The first poem in the collection, “Linda Rabon Torres,” addresses a woman from Guam who shot and killed a 14-year-old Chuukese boy in her “backyard jungle” (Chuuk is another of the states in the Federated States of Micronesia; Kihleng doesn’t explain what a backyard jungle is, but I take the phrase pretty much at face value); in “Destiny Fulfilled,” a rumination on the poet’s friend who serves in the US army and on Micronesians killed fighting American wars, Kihleng writes about Jimmy Mote, a Marshallese man who was wrongfully imprisoned when he applied for a North Dakota ID card. She mentions names and events as if assuming her readers will either be familiar with the material, or else take the time to learn on their own. This confidence, this refusal to cater any more than absolutely necessary to a non-Micronesian audience, makes the poems surprisingly good ambassadors for Micronesian and Pohnpeian culture.

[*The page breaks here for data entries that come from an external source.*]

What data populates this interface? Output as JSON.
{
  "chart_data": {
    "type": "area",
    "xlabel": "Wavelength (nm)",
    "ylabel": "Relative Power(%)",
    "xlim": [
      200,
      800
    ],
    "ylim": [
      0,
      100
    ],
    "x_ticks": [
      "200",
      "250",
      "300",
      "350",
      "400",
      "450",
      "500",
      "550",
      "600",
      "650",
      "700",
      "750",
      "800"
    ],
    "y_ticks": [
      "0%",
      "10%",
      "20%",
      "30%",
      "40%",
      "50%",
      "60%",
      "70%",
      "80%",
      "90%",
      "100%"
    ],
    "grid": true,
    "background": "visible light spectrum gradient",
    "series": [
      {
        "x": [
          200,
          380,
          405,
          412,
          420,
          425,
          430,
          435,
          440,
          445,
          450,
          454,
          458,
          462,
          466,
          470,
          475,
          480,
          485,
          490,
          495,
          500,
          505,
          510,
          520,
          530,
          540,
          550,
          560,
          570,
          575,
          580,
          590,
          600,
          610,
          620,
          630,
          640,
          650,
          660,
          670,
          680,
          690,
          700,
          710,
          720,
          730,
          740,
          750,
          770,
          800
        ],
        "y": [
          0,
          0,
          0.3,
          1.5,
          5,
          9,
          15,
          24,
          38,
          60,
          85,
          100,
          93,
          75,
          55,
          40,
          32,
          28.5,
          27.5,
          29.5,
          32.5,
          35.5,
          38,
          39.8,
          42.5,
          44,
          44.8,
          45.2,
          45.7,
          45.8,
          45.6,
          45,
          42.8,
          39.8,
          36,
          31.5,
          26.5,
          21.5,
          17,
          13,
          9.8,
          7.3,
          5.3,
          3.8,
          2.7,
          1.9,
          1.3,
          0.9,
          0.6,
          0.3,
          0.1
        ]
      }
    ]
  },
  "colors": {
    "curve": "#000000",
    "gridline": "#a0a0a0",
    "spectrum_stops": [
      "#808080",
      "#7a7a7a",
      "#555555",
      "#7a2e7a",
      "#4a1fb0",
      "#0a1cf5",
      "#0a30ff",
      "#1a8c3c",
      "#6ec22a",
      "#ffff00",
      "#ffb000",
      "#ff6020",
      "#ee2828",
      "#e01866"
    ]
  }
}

If I were to criticize, my main quibble with this collection is that sometimes the poems feel like prose that’s been chopped up into short lines. Some people might say that that’s essentially what free verse is, but I think poetry has a certain undefinable quality that distinguishes it from prose, and that quality is lacking in some of Kihleng’s pieces. “Micronesian Diasporas,” while a fascinating insight into the lives of Micronesian immigrants and exiles, is particularly guilty of this. It is, as described by Mark Nowak on the book jacket, like a “Human Rights Watch labor report refashioned in free verse.” I’m not sure this is a good thing.
However, Kihleng’s book is an intriguing, deeply felt collection of poems. Like all the best poetry it explores questions that are at once uniquely personal and, at the same time, universal.